Nella fattispecie in esame vi è stata alterazione dell'aspetto estetico e della sagoma dell'edificio (attenendo la nozione di sagoma, per giurisprudenza costante di questa Corte, alla conformazione planovolumetrica della costruzione ed al suo perimetro inteso in senso sia orizzontale sia verticale) nonché la creazione di una struttura autonomamente utilizzabile nel senso anzidetto. La fattispecie in esame, però, non può ricondursi al regime delle "difformità" rispetto alla concessione edilizia (oggi "permesso di costruire"), poiché il termine di raffronto non è integrato da un titolo abilitativo preventivo bensì da una concessione in sanatoria, che costituisce titolo strutturalmente e funzionalmente diverso, configurandosi come controllo successivo di un'opera già abusivamente eseguita (vedi, in proposito, Cass., Sez. 3^, 3.7.2003, Melis).

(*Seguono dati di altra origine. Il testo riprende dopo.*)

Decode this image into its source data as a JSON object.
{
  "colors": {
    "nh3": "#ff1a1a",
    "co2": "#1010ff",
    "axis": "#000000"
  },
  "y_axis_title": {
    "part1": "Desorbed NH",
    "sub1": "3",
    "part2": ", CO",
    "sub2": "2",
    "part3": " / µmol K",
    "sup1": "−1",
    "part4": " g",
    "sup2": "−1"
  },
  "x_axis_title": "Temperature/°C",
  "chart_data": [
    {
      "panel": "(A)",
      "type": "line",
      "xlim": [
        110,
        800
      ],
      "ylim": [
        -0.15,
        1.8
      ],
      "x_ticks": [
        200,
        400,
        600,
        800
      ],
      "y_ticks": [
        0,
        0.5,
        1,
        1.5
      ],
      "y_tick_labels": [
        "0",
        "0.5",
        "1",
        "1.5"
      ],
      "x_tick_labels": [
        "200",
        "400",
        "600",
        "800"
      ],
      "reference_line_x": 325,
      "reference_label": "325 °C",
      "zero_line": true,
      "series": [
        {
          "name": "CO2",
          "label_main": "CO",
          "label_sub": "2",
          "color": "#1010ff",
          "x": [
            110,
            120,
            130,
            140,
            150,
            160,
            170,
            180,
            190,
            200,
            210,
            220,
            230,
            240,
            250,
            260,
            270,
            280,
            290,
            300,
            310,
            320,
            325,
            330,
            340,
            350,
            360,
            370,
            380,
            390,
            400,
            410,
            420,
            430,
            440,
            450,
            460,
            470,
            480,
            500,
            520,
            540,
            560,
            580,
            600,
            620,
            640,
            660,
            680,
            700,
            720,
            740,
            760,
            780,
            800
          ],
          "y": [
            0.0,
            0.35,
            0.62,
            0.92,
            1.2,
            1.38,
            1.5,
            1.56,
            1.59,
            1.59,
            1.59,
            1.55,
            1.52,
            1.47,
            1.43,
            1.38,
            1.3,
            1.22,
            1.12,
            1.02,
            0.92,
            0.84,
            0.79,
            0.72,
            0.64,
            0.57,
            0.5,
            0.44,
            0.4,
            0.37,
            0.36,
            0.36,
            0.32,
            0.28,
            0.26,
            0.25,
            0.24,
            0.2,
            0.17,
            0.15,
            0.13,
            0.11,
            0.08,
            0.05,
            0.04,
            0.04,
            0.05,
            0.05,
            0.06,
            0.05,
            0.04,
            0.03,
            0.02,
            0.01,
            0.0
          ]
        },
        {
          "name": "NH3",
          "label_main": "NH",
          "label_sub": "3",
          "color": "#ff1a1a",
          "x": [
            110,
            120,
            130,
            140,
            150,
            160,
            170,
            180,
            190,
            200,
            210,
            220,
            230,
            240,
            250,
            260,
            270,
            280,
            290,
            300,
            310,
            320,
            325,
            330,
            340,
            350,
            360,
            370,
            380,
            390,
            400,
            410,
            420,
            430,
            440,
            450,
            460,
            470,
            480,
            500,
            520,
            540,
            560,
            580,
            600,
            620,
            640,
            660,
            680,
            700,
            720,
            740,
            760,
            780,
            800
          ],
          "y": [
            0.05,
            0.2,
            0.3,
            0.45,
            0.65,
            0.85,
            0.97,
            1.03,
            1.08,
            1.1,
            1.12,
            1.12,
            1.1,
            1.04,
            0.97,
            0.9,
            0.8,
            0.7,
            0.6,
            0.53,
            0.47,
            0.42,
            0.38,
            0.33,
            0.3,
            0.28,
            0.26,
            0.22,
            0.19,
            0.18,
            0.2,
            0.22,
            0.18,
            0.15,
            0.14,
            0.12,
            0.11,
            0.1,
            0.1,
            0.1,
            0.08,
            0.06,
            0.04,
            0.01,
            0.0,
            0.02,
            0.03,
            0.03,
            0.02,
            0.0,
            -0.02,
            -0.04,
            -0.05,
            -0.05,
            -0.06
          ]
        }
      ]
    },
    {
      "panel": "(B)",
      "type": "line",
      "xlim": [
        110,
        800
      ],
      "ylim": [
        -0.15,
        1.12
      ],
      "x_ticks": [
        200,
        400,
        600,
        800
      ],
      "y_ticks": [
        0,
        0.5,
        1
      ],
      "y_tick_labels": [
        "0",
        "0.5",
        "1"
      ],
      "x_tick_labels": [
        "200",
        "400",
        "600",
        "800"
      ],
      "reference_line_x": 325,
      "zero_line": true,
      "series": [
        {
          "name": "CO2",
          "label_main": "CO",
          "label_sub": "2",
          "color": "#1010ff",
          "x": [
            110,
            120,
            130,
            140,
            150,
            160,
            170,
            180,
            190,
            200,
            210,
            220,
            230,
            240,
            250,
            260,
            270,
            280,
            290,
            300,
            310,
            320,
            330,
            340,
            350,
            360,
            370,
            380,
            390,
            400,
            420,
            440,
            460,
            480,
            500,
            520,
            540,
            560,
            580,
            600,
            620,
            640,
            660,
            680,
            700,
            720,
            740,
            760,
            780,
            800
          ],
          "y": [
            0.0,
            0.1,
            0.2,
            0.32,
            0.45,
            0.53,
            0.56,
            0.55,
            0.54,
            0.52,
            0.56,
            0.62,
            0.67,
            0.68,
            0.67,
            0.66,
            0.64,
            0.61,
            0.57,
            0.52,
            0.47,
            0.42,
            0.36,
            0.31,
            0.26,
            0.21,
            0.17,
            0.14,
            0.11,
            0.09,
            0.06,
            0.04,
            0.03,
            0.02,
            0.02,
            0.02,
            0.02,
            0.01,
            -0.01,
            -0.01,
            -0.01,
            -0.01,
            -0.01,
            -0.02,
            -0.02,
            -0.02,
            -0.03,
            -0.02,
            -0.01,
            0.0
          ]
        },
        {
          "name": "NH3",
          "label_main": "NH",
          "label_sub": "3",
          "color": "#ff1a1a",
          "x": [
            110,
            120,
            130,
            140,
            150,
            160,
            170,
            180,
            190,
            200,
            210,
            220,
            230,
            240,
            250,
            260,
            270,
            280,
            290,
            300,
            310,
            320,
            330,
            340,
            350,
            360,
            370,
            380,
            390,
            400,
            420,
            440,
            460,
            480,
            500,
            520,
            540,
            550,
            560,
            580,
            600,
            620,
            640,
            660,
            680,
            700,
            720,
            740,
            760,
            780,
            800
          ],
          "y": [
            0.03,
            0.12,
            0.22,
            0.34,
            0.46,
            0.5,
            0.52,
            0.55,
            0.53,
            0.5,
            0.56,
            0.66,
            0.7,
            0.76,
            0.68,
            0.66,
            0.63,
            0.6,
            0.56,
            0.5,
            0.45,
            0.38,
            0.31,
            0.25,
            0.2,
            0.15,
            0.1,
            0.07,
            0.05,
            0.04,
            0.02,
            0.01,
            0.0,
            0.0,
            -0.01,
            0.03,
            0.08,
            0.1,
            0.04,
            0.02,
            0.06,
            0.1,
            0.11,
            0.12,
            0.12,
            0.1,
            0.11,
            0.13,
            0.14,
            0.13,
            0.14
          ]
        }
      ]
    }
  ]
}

Si verte, conseguentemente, in tema di costruzione in assenza di concessione edilizia e non assume alcuna rilevanza il precedente rilascio del titolo sanante in relazione all'esecuzione di un intervento avente caratteristiche assolute di novità rispetto all'approvato progetto dei lavori di completamento strettamente necessari alla funzionalità delle strutture già realizzate. 4. Al rigetto del ricorso segue, a norma dell'art. 616 c.p.p., la condanna del ricorrente al pagamento delle spese del procedimento. P.Q.M.
La Corte Suprema di Cassazione, visti gli artt. 568, 615 e 616 c.p.p., rigetta il ricorso e condanna il ricorrente al pagamento delle spese processuali.
Così deciso in Roma, il 13 novembre 2003.